Now, a very great man once said
That some people rob you with a fountain pen.
It didn't take too long to find out
Just what he was talkin' about.
A lot of people don't have much food on their table,
But they got a lot of forks Ôn' knives...
And they gotta cut somethin'.
Only a little over a month ago, did LLM give me the green light to apply for a new job - because of our own declining financial state at LLM - and because we personally struggle greatly to make ends meet - and we have zero health benefits. As much as I love LLM - I recognize that I am in the very low percentage of people who choose to take a job like mine, without a spouse who has a really excellent job, with all the needed benefits - or takes this job, because he/she doesn't have any dependents.
this really weighed heavy on me today, as I went into the christian health center (our sister ministry), because of an infection I inhabited in my ear. my job requires that I visit families in their homes. some of these homes are infested with bugs and illness. one family in particular has had some strep virus or another all winter, and recently had to get rid of all their furniture (beds, couches, dressers, etc) because of bed bugs - bed bugs that have left gaping wounds in their arms and legs.
many of our new employees, who do no live in the neighborhood, attest to not having been sick with a cold or flu for many years - except recently, within six months of working at LLM. we have seen parents bring in children with pink eye (all kinds of shit coming out of their eyes), with lice, with many assorted illnesses. that is just life down here. and as much as our home is clean, and as much as we eat healthy foods to build our immune system - some infection can still find it's way into my ear, and often into our home, right from our neighborhood.
i feel weird about it, because not only did I recently shave my beard, but now I have an engorged ear (swollen shut yesterday morning), with swelling all around, down my neck. I physically look sick.

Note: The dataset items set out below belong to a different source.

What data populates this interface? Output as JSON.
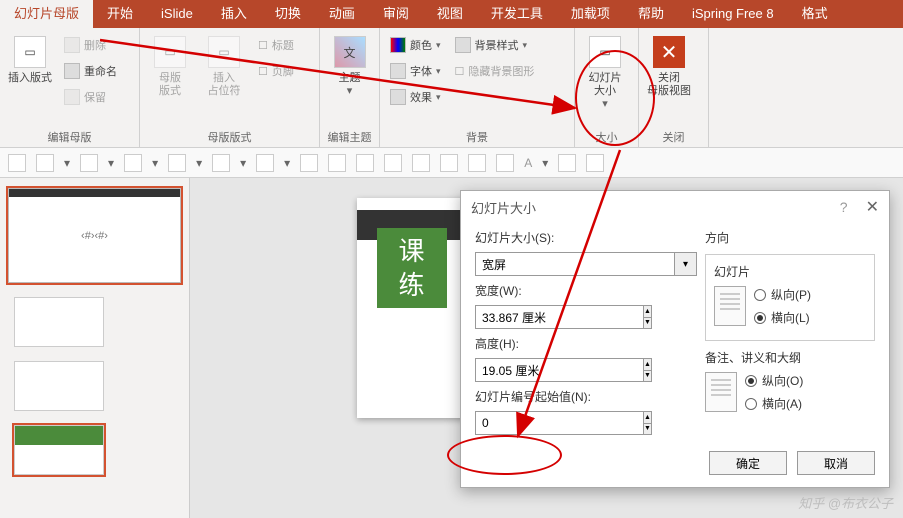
{
  "tabs": {
    "t0": "幻灯片母版",
    "t1": "开始",
    "t2": "iSlide",
    "t3": "插入",
    "t4": "切换",
    "t5": "动画",
    "t6": "审阅",
    "t7": "视图",
    "t8": "开发工具",
    "t9": "加载项",
    "t10": "帮助",
    "t11": "iSpring Free 8",
    "t12": "格式"
  },
  "ribbon": {
    "g1_label": "编辑母版",
    "insert_layout": "插入版式",
    "delete": "删除",
    "rename": "重命名",
    "keep": "保留",
    "g2_label": "母版版式",
    "master_layout": "母版\n版式",
    "insert_ph": "插入\n占位符",
    "title": "标题",
    "footer": "页脚",
    "g3_label": "编辑主题",
    "theme": "主题",
    "g4_label": "背景",
    "color": "颜色",
    "font": "字体",
    "effect": "效果",
    "bg_style": "背景样式",
    "hide_bg": "隐藏背景图形",
    "g5_label": "大小",
    "slide_size": "幻灯片\n大小",
    "g6_label": "关闭",
    "close_master": "关闭\n母版视图"
  },
  "slide": {
    "g1": "课",
    "g2": "练"
  },
  "thumb_text": "‹#›‹#›",
  "dialog": {
    "title": "幻灯片大小",
    "size_lbl": "幻灯片大小(S):",
    "size_val": "宽屏",
    "width_lbl": "宽度(W):",
    "width_val": "33.867 厘米",
    "height_lbl": "高度(H):",
    "height_val": "19.05 厘米",
    "start_lbl": "幻灯片编号起始值(N):",
    "start_val": "0",
    "orient_lbl": "方向",
    "slides_lbl": "幻灯片",
    "portrait": "纵向(P)",
    "landscape": "横向(L)",
    "notes_lbl": "备注、讲义和大纲",
    "portrait2": "纵向(O)",
    "landscape2": "横向(A)",
    "ok": "确定",
    "cancel": "取消"
  },
  "watermark": "知乎 @布衣公子"
}
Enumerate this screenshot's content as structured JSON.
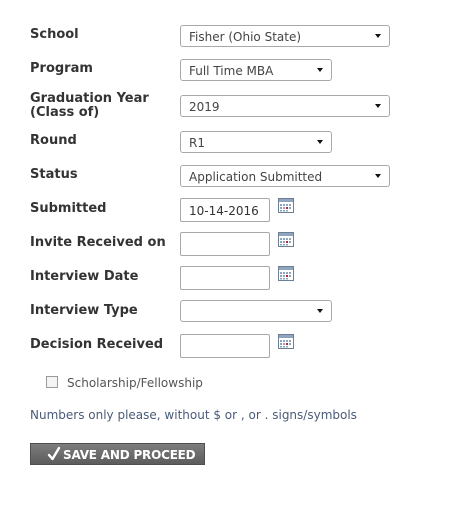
{
  "form": {
    "school": {
      "label": "School",
      "value": "Fisher (Ohio State)"
    },
    "program": {
      "label": "Program",
      "value": "Full Time MBA"
    },
    "graduation_year": {
      "label_line1": "Graduation Year",
      "label_line2": "(Class of)",
      "value": "2019"
    },
    "round": {
      "label": "Round",
      "value": "R1"
    },
    "status": {
      "label": "Status",
      "value": "Application Submitted"
    },
    "submitted": {
      "label": "Submitted",
      "value": "10-14-2016"
    },
    "invite_received": {
      "label": "Invite Received on",
      "value": ""
    },
    "interview_date": {
      "label": "Interview Date",
      "value": ""
    },
    "interview_type": {
      "label": "Interview Type",
      "value": ""
    },
    "decision_received": {
      "label": "Decision Received",
      "value": ""
    },
    "scholarship": {
      "label": "Scholarship/Fellowship",
      "checked": false
    },
    "note": "Numbers only please, without $ or , or . signs/symbols",
    "save_label": "SAVE AND PROCEED"
  },
  "icons": {
    "calendar": "calendar-icon",
    "dropdown": "chevron-down-icon",
    "check": "check-icon"
  },
  "colors": {
    "button_bg": "#6b6b6b",
    "note_text": "#4a5a78",
    "calendar_accent": "#b0243a"
  }
}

I then step into the health center to have awkward conversations about how I work for LLM, with a masters education, with no health insurance - they need to know how many food stamps we receive each month - for a sliding scale fee. it makes me feel inferior. my middle class "stuff" reminds me that I failed. this on top of having applied for a job (Marriage & Family Therapy) with the Columbus Vet Center, in which I could not have been more qualified with education and experience. This would have given me a raise of 40,000 to 50,000 dollars - with all the benefits and security that you could ever wish for. Human Resources sent me a letter a few weeks later, stating that I was in-eligible, with no explanation.
as much as I love LLM, I feel trapped. I feel vulnerable - and my sickness makes me feel ugly and depressed. I feel outside.

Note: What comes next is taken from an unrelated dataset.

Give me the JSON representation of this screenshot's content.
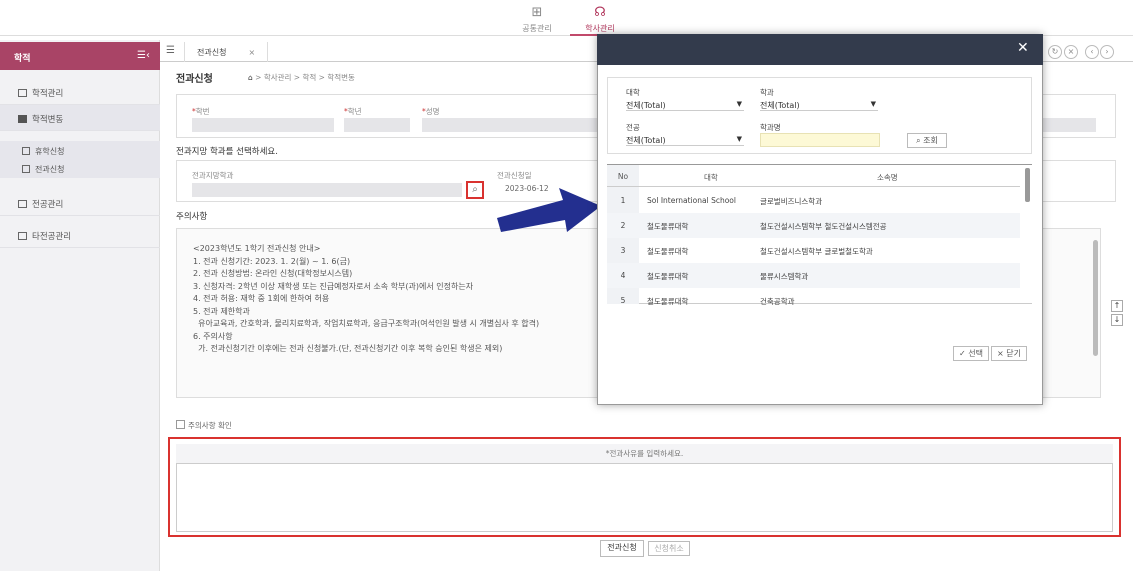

Poverty is not inspiring, not when you feel that others have what you feel you deserve. "they gotta cut somethin'." this kind of negative cognition is the foundation for most personality disorders, as well as most revolutions, not to mention the underworld of crime, organized or otherwise. but I still feel that way.
anyways, I picked up an antibiotic from nurse ratchet at CVS, just after doctor so and so stabbed the hell outta my swollen ear with one of those ear lights - which feels like she left a knife inside, just to tell me my ear was definitely infected.
i want it to mean something though, since I know it is not the healthy that need a doctor (even though they somehow are the ones with all the health benefits). but when you give your life to the other part of that verse, you don't necessarily consider what it may cost, for yourself, and also for your family.